Eight A100s, $61, and 124M parameters
End-to-end reproduction of Karpathy’s “Let’s reproduce GPT-2 (124M)” video. The build started on a 4 GB GTX 1650 and finished on 8× A100 SXM4 rented from Lambda. Training ran for 19,073 steps over 10B FineWeb-Edu tokens. Total cost: $61.23. Final val loss 3.40 vs OpenAI’s released baseline of 3.29 — a 97% match. HellaSwag 26.99% vs 29.45% baseline.

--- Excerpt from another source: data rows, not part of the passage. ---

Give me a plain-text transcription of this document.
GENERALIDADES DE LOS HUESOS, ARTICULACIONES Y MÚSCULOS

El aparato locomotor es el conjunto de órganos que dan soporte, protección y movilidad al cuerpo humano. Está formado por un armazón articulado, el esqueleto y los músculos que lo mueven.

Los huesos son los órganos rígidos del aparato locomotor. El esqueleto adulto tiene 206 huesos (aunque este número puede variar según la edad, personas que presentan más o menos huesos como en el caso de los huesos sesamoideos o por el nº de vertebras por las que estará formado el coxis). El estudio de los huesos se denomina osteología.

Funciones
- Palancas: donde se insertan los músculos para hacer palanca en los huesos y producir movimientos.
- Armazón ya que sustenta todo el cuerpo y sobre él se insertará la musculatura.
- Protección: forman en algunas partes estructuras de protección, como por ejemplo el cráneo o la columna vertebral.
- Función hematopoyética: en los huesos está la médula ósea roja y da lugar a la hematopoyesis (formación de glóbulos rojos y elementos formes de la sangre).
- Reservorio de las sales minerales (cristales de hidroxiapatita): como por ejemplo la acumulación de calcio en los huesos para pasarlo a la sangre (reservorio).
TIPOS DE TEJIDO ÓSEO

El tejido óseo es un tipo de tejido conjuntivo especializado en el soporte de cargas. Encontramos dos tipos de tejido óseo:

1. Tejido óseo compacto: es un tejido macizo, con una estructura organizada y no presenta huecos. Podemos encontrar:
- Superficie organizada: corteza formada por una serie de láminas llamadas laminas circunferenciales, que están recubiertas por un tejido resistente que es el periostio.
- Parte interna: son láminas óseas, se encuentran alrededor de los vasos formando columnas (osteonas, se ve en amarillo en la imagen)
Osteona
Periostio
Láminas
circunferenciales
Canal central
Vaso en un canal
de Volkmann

| Metric | Start | End | OpenAI baseline | % of target |
|---|---|---|---|---|
| Val loss | 10.951 | 3.3969 | 3.292 | 97% |
| HellaSwag acc_norm | 24.82% | 26.99% | 29.45% | 91% |
| Sustained throughput | — | 1.1M tokens/sec | — | — |
| Steps/min | — | ~127 | — | — |
The val loss gap is small enough that another ~$80 of training would close it. The HellaSwag gap is the well-known FineWeb-Edu artifact — high-quality educational text gives slightly worse commonsense reasoning per perplexity unit than OpenAI’s WebText.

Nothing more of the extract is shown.